The couturiers revelled in intricate detail and elaboration, particularly embroidered beadwork and garnitures which reflected current fashions, and the use of sequins and crystals that adorned evening wear. One of the most flamboyant and innovative of fashion designers was Coco Chanel, who coined the term ‘junk’ jewelry. She was the true advocate of fine ‘fakery’ and the ‘deluxe poor look’. She believed that ‘when you wear jewels, they should be visible, striking . . . (and you should) wear your real ones at home or amongst friends, not on the street. You should not wear your fortune around your neck as if you were a savage.’ Chanel worked in collaboration with many people including Count Etienne de Beaumount and the Sicilian painter Fulco Santostefatto della Cerda in producing costume jewelry in the 1920s.
By 1925, the fashion was well-established, and the imitation of costly materials was no longer seen as a disgrace. In 1927 Vogue reported that ‘Fashion has decided that all we need ask of an ornament is to adorn us, and that neither our complexions [suntans were newly fashionable] nor our gems are to be natural’.
In Germany, Pforzheim remained a major centre of jewelry production. At the beginning of the twentieth century German manufacturers had begun making fashion and hair accessories. The companies of Florein Grosse and Heinrich Henkel branched out into costume jewelry in the early twenties.
Likewise in the States, Coro (Cohn Rosenberger), later Corocraft, Richilieu, Miriam Haskell, Napier Incorporated (the oldest fashion jewelry house), Gustav Trifari and Carl Fishel began producing costume accessories such as handbag clasps, shoe buckles and hair ornaments. Fishel and Trifari were among the first jewelers to realize that the short bob (popularized in France) would spell death to their enormous range of hair ornaments. In response to this, they set up as costume jewelers under the name Trifari, Krauss- man and Fishel.

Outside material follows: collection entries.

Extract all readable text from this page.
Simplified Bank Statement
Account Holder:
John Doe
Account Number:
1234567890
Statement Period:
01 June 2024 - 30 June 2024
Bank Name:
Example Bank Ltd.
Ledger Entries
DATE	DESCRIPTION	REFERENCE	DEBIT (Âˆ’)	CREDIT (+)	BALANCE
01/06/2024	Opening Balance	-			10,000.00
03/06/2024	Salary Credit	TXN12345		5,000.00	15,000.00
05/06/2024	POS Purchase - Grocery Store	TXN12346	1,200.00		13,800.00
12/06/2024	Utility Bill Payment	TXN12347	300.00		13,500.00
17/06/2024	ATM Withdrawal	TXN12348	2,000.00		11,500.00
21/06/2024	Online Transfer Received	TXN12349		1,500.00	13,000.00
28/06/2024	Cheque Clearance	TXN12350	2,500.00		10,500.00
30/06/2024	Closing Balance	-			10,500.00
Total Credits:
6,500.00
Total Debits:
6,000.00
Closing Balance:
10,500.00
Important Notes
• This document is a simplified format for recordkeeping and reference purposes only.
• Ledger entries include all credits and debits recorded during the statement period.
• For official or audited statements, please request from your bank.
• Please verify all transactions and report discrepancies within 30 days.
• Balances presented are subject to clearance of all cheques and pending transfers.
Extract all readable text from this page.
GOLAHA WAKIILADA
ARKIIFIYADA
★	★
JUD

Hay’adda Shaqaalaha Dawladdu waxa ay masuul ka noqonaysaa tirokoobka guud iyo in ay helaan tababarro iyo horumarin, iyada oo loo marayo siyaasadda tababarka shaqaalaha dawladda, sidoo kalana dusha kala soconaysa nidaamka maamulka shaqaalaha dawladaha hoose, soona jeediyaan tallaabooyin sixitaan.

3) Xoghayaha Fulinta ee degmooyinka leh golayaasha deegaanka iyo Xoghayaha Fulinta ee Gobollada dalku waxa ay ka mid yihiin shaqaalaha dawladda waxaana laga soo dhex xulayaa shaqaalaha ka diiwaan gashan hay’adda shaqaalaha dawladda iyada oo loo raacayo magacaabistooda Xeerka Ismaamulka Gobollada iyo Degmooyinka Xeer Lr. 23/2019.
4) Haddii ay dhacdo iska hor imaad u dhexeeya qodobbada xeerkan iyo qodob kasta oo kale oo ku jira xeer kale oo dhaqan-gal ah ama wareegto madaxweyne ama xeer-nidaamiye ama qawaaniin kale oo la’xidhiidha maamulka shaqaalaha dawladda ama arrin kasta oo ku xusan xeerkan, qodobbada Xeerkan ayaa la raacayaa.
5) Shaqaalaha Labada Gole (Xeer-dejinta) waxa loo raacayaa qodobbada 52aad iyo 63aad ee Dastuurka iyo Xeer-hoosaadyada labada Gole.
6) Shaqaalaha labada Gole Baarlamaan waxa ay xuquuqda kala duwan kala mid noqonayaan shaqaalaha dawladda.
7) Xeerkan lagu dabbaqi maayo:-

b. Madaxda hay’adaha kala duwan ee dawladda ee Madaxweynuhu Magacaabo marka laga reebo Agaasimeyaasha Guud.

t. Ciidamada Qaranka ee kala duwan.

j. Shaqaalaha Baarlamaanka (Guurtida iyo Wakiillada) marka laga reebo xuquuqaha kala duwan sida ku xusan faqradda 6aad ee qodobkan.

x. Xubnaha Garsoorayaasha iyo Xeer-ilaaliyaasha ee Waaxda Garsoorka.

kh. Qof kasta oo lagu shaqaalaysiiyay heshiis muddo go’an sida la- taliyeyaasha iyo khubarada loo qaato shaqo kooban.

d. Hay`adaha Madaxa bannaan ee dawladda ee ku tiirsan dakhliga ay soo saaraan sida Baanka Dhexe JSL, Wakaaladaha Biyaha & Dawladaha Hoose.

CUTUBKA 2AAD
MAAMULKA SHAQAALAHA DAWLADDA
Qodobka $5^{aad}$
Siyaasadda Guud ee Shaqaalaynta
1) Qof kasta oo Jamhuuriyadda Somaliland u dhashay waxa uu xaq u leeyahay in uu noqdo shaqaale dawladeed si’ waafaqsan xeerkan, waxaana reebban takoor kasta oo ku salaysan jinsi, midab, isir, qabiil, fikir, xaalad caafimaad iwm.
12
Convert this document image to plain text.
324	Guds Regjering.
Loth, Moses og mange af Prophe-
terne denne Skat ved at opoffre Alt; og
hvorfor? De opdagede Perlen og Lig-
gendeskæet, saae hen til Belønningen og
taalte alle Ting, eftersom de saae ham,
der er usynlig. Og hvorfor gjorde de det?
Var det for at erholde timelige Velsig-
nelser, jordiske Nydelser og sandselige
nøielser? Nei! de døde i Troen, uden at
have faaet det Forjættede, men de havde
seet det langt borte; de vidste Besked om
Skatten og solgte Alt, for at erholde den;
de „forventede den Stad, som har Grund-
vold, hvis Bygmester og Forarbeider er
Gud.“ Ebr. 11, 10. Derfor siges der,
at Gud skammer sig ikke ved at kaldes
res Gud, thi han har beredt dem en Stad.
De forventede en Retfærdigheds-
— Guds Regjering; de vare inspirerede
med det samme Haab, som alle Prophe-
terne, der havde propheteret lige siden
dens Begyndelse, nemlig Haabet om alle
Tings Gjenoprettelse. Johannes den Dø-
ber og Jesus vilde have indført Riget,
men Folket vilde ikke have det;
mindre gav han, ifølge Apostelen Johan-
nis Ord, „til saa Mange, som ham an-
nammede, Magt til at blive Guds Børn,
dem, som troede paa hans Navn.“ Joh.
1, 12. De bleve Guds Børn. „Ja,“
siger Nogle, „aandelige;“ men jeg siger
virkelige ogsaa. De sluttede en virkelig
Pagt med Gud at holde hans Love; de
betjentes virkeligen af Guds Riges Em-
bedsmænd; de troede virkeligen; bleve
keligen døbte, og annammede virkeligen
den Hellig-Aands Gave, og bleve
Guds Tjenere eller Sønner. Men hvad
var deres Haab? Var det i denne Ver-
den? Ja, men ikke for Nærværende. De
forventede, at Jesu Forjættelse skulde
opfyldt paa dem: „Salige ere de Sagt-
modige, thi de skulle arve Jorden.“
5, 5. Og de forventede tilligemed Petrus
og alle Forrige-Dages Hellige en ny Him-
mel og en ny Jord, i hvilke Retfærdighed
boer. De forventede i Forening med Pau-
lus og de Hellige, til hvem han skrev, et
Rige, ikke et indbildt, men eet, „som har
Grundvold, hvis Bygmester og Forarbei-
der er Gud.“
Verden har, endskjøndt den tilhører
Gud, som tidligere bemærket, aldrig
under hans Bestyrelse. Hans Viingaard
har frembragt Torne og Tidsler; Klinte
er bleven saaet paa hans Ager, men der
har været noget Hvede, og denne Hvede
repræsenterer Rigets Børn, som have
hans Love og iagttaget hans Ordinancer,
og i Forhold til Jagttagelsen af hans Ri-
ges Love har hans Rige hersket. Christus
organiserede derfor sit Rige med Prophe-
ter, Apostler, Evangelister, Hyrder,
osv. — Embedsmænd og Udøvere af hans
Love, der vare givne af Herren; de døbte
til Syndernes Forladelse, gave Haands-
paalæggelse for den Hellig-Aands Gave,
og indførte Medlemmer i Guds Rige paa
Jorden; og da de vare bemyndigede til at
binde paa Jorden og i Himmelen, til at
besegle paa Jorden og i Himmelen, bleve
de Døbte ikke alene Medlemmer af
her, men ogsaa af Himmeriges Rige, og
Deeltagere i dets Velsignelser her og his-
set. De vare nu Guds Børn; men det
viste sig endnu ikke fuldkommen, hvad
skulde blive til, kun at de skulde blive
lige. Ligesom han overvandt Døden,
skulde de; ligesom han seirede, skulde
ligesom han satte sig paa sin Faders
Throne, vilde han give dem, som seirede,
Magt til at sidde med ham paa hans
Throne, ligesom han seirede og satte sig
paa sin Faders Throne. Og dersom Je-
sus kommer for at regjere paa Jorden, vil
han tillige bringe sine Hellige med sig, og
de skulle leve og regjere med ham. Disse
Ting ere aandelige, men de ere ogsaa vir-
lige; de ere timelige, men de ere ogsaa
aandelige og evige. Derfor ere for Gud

Twenties fashions dictated a new range of ornaments. As well as the bob haircut, there were the dropped waistlines, rising and falling hemlines, and décolleté necklines or backless dresses, requiring a new range of jewelry styles. Costume jewelry expanded accordingly to include clips, liberty pins (to hold up corsetless lingerie), and free-flowing sautoirs associated with the dropped waistline.